Usciti di prigione, una ragazza (Negar) e un ragazzo (Ashkan) vogliono fondare un gruppo musicale e andare ad esibirsi a Londra e a Nizza. Il problema è aggirare tutti gli ostacoli, piccoli e grandi, che lo stato pone di fronte a loro: visti, autorizzazioni per l'organico del gruppo, concessione di canto solista per Negar, imprimatur ai testi e costosissimi passaporti fasulli -ché quelli originali sono praticamene impossibili da ottenere.

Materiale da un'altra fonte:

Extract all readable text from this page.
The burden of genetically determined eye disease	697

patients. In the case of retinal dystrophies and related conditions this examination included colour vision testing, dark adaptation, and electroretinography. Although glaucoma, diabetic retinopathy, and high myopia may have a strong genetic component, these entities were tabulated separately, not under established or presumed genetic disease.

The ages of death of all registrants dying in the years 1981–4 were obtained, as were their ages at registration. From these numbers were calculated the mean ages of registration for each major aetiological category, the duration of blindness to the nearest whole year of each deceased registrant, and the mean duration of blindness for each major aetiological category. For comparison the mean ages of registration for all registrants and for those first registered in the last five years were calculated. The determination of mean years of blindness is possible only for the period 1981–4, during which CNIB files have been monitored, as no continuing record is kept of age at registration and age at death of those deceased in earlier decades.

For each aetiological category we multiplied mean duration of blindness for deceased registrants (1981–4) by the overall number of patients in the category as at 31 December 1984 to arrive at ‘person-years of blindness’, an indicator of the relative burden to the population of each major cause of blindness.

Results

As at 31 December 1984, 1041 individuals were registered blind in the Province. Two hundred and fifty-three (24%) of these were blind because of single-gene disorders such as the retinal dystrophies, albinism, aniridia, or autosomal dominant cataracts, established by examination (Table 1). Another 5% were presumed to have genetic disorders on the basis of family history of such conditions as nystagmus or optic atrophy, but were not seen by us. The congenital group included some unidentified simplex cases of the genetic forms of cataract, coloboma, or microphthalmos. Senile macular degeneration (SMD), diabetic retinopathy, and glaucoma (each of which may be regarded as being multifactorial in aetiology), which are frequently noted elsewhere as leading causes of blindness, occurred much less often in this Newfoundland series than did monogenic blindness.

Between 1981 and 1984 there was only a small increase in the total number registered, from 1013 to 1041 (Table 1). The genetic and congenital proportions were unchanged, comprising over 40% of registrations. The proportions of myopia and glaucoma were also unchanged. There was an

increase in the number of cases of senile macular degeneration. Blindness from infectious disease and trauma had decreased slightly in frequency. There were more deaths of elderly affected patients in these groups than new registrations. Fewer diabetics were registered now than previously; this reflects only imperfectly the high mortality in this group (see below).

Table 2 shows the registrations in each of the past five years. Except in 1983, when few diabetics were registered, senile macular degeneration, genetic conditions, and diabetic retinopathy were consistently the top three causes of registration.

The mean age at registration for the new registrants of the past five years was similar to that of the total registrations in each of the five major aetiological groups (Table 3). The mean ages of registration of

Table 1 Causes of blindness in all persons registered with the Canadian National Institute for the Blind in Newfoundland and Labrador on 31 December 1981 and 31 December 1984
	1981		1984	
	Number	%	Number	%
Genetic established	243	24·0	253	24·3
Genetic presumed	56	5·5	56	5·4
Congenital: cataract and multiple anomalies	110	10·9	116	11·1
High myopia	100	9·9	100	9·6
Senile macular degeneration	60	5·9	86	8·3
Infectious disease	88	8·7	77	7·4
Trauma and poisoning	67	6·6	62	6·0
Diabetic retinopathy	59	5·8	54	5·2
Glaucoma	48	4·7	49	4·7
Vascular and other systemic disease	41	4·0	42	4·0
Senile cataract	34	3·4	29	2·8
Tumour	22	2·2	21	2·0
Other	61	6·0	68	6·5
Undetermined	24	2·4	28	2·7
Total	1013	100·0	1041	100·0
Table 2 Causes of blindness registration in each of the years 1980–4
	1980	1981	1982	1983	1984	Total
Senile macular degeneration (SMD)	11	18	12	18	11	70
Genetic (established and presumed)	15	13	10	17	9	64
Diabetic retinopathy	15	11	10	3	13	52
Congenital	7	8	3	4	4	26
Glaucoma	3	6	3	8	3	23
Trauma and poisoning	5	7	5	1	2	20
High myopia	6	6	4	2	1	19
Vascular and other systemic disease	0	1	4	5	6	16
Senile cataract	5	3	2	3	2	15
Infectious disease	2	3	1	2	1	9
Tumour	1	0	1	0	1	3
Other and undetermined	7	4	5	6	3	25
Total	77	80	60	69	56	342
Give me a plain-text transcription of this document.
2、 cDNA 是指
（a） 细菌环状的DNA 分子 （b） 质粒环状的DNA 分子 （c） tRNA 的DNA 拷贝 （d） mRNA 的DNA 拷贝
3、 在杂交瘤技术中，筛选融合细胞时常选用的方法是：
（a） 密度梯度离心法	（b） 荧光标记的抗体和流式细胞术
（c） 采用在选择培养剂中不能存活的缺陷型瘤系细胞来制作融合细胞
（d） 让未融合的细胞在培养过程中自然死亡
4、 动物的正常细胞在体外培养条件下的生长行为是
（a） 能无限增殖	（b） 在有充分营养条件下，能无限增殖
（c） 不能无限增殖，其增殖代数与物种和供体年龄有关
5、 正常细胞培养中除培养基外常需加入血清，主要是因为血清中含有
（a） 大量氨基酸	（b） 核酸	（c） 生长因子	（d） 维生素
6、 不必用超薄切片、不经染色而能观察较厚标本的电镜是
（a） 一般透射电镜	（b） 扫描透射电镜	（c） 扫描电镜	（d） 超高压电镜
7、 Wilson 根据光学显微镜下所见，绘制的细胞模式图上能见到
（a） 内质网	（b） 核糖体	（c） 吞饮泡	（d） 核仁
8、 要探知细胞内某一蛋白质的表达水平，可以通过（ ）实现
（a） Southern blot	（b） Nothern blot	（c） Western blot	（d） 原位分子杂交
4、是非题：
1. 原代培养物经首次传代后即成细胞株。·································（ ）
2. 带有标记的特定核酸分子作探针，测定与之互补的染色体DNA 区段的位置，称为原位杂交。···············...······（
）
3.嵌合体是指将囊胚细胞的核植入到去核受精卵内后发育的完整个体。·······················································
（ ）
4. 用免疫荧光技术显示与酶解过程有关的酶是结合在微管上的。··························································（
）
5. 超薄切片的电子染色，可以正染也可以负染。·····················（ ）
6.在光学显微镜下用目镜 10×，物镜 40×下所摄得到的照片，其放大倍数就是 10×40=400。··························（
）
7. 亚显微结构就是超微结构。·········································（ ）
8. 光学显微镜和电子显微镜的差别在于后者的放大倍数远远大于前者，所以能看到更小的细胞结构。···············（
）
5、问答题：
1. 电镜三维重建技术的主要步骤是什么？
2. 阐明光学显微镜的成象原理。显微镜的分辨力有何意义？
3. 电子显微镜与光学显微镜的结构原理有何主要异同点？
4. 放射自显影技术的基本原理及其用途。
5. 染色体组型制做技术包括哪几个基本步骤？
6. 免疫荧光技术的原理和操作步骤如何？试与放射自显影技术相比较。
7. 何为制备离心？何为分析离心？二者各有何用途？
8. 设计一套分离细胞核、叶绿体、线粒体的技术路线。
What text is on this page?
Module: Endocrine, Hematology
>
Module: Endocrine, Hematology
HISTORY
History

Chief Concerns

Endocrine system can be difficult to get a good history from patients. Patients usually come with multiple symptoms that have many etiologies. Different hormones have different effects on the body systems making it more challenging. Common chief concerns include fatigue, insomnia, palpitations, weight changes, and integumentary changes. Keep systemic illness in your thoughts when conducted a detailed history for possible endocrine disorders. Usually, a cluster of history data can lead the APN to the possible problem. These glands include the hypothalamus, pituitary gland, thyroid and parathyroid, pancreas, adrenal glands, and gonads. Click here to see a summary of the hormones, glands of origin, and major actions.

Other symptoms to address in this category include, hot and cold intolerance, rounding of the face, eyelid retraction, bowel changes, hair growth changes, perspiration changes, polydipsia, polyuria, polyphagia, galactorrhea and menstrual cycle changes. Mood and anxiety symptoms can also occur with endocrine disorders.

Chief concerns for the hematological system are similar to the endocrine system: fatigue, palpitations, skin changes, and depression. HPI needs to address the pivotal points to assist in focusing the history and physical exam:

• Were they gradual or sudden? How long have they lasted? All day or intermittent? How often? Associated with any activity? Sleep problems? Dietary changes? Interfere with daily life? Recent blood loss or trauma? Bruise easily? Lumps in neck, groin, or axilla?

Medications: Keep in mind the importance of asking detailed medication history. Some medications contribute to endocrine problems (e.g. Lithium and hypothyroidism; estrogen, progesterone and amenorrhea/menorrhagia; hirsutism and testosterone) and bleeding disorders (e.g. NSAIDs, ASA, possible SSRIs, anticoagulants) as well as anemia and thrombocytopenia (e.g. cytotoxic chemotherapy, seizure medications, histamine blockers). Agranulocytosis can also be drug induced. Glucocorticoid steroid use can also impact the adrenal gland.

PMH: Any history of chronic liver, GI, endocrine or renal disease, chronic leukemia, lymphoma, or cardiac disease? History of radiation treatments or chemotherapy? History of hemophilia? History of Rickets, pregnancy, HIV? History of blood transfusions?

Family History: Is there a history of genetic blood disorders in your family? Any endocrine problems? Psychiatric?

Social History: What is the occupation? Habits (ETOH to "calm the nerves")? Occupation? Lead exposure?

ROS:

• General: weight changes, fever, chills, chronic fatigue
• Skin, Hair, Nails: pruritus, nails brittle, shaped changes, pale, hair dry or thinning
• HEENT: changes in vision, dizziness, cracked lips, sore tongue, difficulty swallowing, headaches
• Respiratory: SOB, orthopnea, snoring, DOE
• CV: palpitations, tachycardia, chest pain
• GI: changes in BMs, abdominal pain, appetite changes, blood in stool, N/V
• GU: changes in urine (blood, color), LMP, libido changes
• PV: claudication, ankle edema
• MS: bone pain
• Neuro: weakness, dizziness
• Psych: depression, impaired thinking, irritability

Le restrizioni si fanno sempre più pesanti, mentre i ragazzi cercano di completare il gruppo e ci portano a visitare i luoghi della musica di Theran, dal rock al pop al rap. Purtroppo il docu-film ha un finale cupo e non del tutto comprensibile (almeno a me, se invece voi avete lumi da offire, fatevi avanti).
Mi aspettavo un polpettone pesantissimo, e invece mi è piaciuto molto per i suoi dialoghi frizzanti, lo stile asciutto e poco compiaciuto e soprattutto per la musica, assoluta protagonista, di ottima qualità. 
Bisogna dire inoltre che ci è voluto un gran coraggio per girare in clandestinità una pellicola così, senza mancare di sottolineare tutte le limitazioni alla libertà personale che in tante parti del Medio Oriente ancora affliggono i privati cittadini. Il regista Ghobadi ha rischiato molto, e sua moglie (e cosceneggiatrice) assai di più, restando rinchiusa in carcere fino alla presentazione della pellicola a Cannes. Per fortuna, il clamore internazionale della loro opera ha sufficientemente intimorito il regime, che ha rilasciato la signora prima della premiazione: i coniugi si sono assicurati Un Certain Regard, ma non si può dire che l'abbiano "portato a casa"... l'autoesilio è stato l'alto prezzo da pagare per difendere la propria opinione ed espressione.